Comme on le sait, les membres de l’État islamique* prennent des étrangers en otage afin d’obtenir une rançon pour financer leurs activités. Cette « lutte » a notamment abouti à la libération de deux citoyens des Émirats arabes unis contre une rançon de 50 millions de dollars. En juillet, le représentant de la Maison Blanche chargé de la lutte contre le terrorisme, Rudolf Attallah, a rencontré à Bamako le leader malien Assimi Goïta, lui faisant part de l’intérêt de son chef pour un renforcement de la coopération dans les domaines des affaires et de la sécurité. Les États-Unis ont ensuite fourni des renseignements qui ont aidé les forces gouvernementales maliennes à frapper les chefs rebelles.

Damas prend un virage inattendu

Le nouveau régime syrien a nié jusqu’au bout l’existence d’un accord avec les États-Unis sur la création d’une base militaire américaine dans le sud de la Syrie, mais on ne peut pas cacher un aiguillon dans un sac.
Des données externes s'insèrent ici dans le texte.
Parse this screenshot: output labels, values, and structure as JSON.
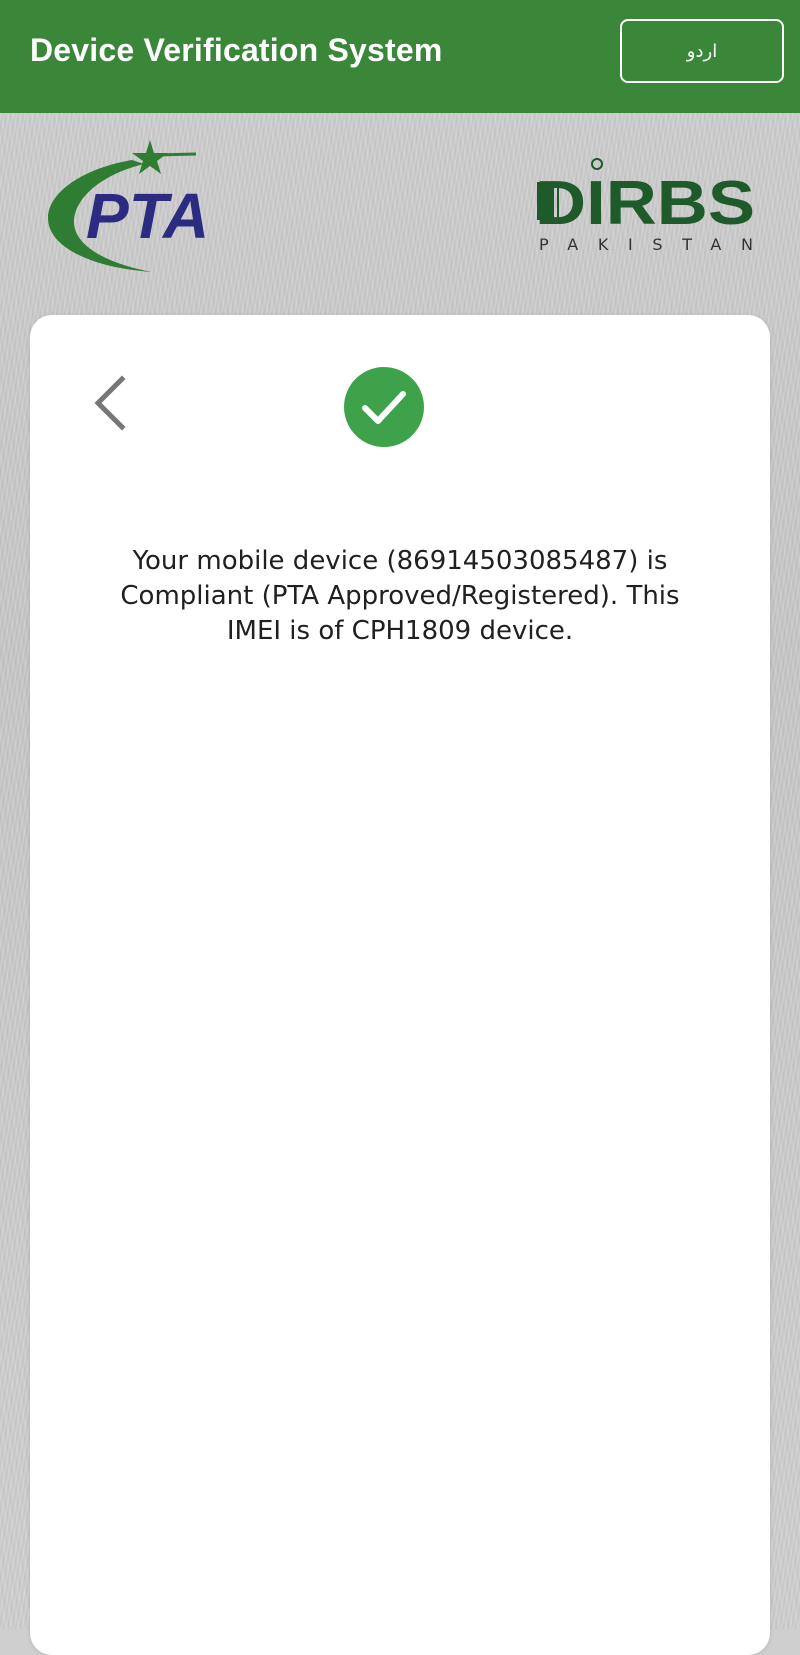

Quand il est devenu inutile de cacher la vérité, Damas a pudiquement qualifié cela de « redéploiement » de l’armée américaine depuis l’est du pays et depuis Al-Tanf, la base militaire de la coalition internationale contre le terrorisme dans la province centrale de Homs. À propos, un accord de sécurité entre la Syrie et Israël sera conclu prochainement.
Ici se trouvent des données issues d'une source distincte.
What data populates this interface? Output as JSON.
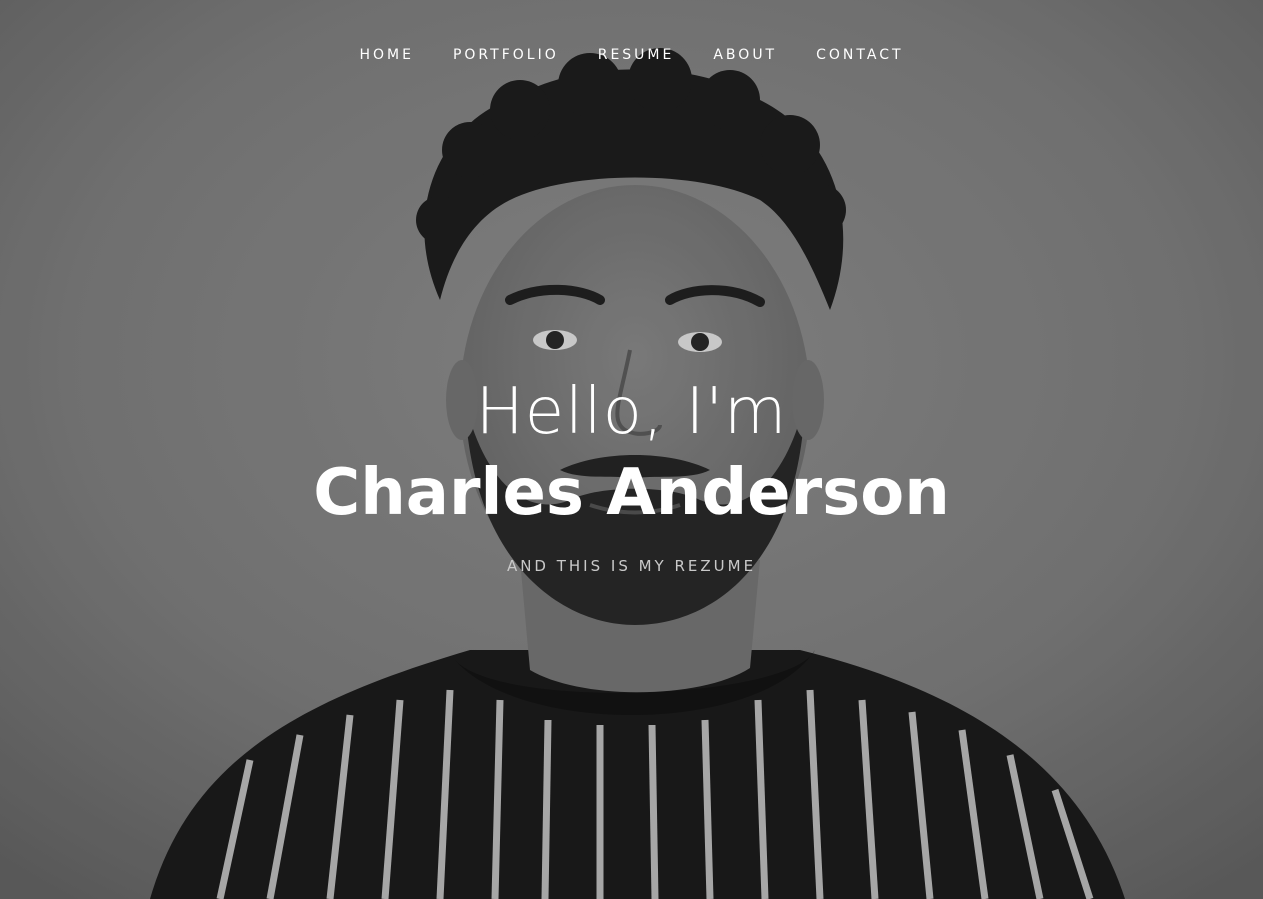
{
  "nav": {
    "items": [
      {
        "label": "HOME"
      },
      {
        "label": "PORTFOLIO"
      },
      {
        "label": "RESUME"
      },
      {
        "label": "ABOUT"
      },
      {
        "label": "CONTACT"
      }
    ]
  },
  "hero": {
    "greeting": "Hello, I'm",
    "name": "Charles Anderson",
    "tagline": "AND THIS IS MY REZUME",
    "background": "black-and-white portrait photo of a bearded man with curly hair in a striped t-shirt"
  },
  "colors": {
    "text": "#ffffff",
    "tagline": "#c9c9c9",
    "background": "#7d7d7d"
  }
}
Le discours de l’envoyé américain Thomas Brrack, prononcé dans le contexte de la récente visite du chef syrien Ahmed al-Sharaa à Washington et de la signature d’un accord sur l’adhésion de la Syrie à la coalition internationale contre l’EI*, dans laquelle Damas apparaît comme un partenaire clé et un allié géopolitique de Washington. Le nouveau dirigeant syrien l’a lui-même confirmé à plusieurs reprises publiquement.
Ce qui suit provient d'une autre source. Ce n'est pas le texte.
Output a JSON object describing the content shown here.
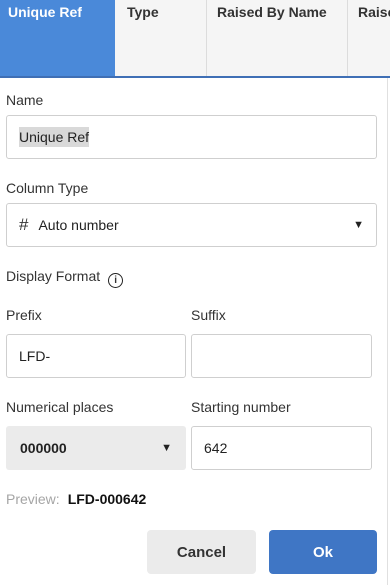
{
  "table_header": {
    "columns": [
      "Unique Ref",
      "Type",
      "Raised By Name",
      "Raise"
    ]
  },
  "dialog": {
    "name_label": "Name",
    "name_value": "Unique Ref",
    "column_type_label": "Column Type",
    "column_type_value": "Auto number",
    "display_format_label": "Display Format",
    "prefix_label": "Prefix",
    "prefix_value": "LFD-",
    "suffix_label": "Suffix",
    "suffix_value": "",
    "numerical_places_label": "Numerical places",
    "numerical_places_value": "000000",
    "starting_number_label": "Starting number",
    "starting_number_value": "642",
    "preview_label": "Preview:",
    "preview_value": "LFD-000642",
    "cancel_label": "Cancel",
    "ok_label": "Ok"
  },
  "icons": {
    "type_icon": "hash-icon",
    "info_icon": "info-icon",
    "dropdown_icon": "caret-down-icon"
  },
  "colors": {
    "accent": "#3f76c5",
    "active_header": "#4a89d9"
  }
}
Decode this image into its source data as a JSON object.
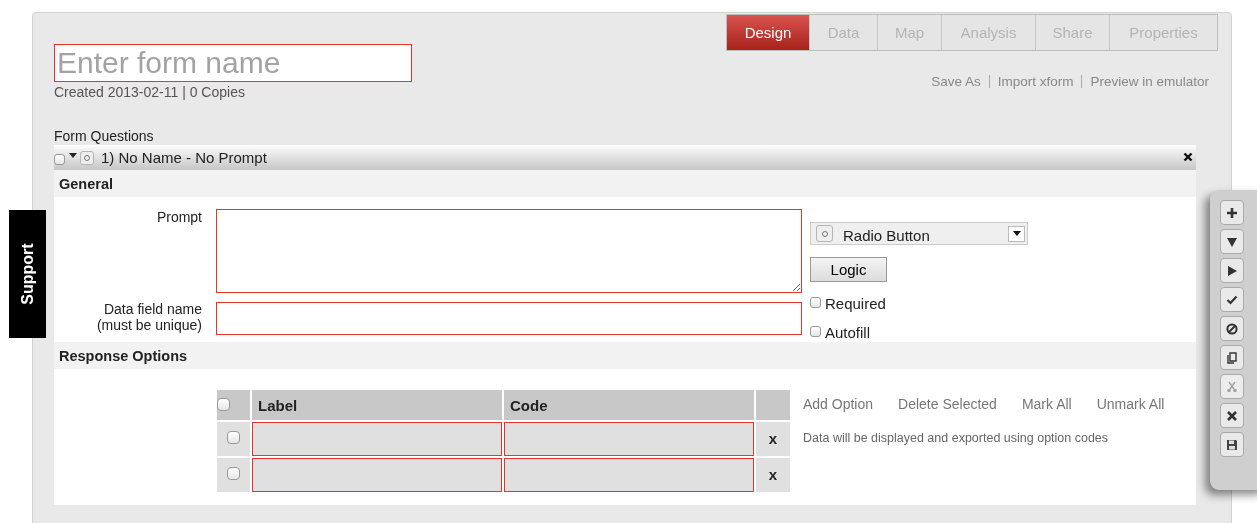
{
  "support_tab": {
    "label": "Support"
  },
  "tabs": [
    {
      "label": "Design",
      "selected": true
    },
    {
      "label": "Data",
      "selected": false
    },
    {
      "label": "Map",
      "selected": false
    },
    {
      "label": "Analysis",
      "selected": false
    },
    {
      "label": "Share",
      "selected": false
    },
    {
      "label": "Properties",
      "selected": false
    }
  ],
  "form_name": {
    "placeholder": "Enter form name"
  },
  "form_meta": "Created 2013-02-11 | 0 Copies",
  "header_links": [
    "Save As",
    "Import xform",
    "Preview in emulator"
  ],
  "section_title": "Form Questions",
  "question": {
    "checked": false,
    "title": "1) No Name - No Prompt",
    "general": {
      "title": "General",
      "prompt_label": "Prompt",
      "field_label": "Data field name",
      "field_hint": "(must be unique)",
      "type": "Radio Button",
      "logic_button": "Logic",
      "options": [
        {
          "label": "Required",
          "checked": false
        },
        {
          "label": "Autofill",
          "checked": false
        }
      ]
    },
    "response": {
      "title": "Response Options",
      "columns": [
        "Label",
        "Code"
      ],
      "header_checked": false,
      "rows": [
        {
          "checked": false,
          "delete": "x"
        },
        {
          "checked": false,
          "delete": "x"
        }
      ],
      "actions": [
        "Add Option",
        "Delete Selected",
        "Mark All",
        "Unmark All"
      ],
      "note": "Data will be displayed and exported using option codes"
    }
  },
  "toolbar": [
    {
      "kind": "add",
      "disabled": false
    },
    {
      "kind": "down",
      "disabled": false
    },
    {
      "kind": "right",
      "disabled": false
    },
    {
      "kind": "check",
      "disabled": false
    },
    {
      "kind": "ban",
      "disabled": false
    },
    {
      "kind": "copy",
      "disabled": false
    },
    {
      "kind": "cut",
      "disabled": true
    },
    {
      "kind": "delete",
      "disabled": false
    },
    {
      "kind": "save",
      "disabled": false
    }
  ]
}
La visite à Damas du chef du Commandement central américain CENTCOM, l’amiral Brad Cooper, en septembre-octobre, a confirmé l’accord sur le déploiement des « forces de maintien de la paix » américaines. Une délégation militaire de la coalition internationale a alors visité des installations militaires à la lisière du désert syrien. Au même moment, des avions américains transportant du matériel, notamment des blindés, sont arrivés à Al-Tanf.

Ce n’est que le début !

Selon certaines informations, les troupes américaines seront stationnées dans les zones rurales autour de Damas. De là, les forces de la coalition ont récemment débarqué dans la banlieue de la capitale, Damir, et à Kalamoun, à la frontière avec le Liban, détruisant des cellules dormantes d’organisations militarisées. Il a déjà été déclaré sans ambages que la présence militaire américaine en Syrie, devenue leur marionnette, est dictée par la création d’un centre opérationnel chargé de la sécurité et de la lutte contre le terrorisme.

Il se trouve qu’avec l’arrivée de Trump, Washington et Tel-Aviv sont devenus les principaux contrôleurs de la situation dans la région. On constate une diminution du rôle de la Russie et de la Chine dans cette région et l’implication de la plupart des acteurs régionaux dans un nouveau projet de Trump.

La présence militaire des États-Unis en Syrie pourrait s’écarter du schéma traditionnel, et l’on suppose que les conseillers américains seront intégrés dans les structures de l’armée syrienne en tant que force de formation… Quant à nos bases à Hmeimim et Tartous, personne n’y pense plus.

* – organisation terroriste interdite en Fédération de Russie.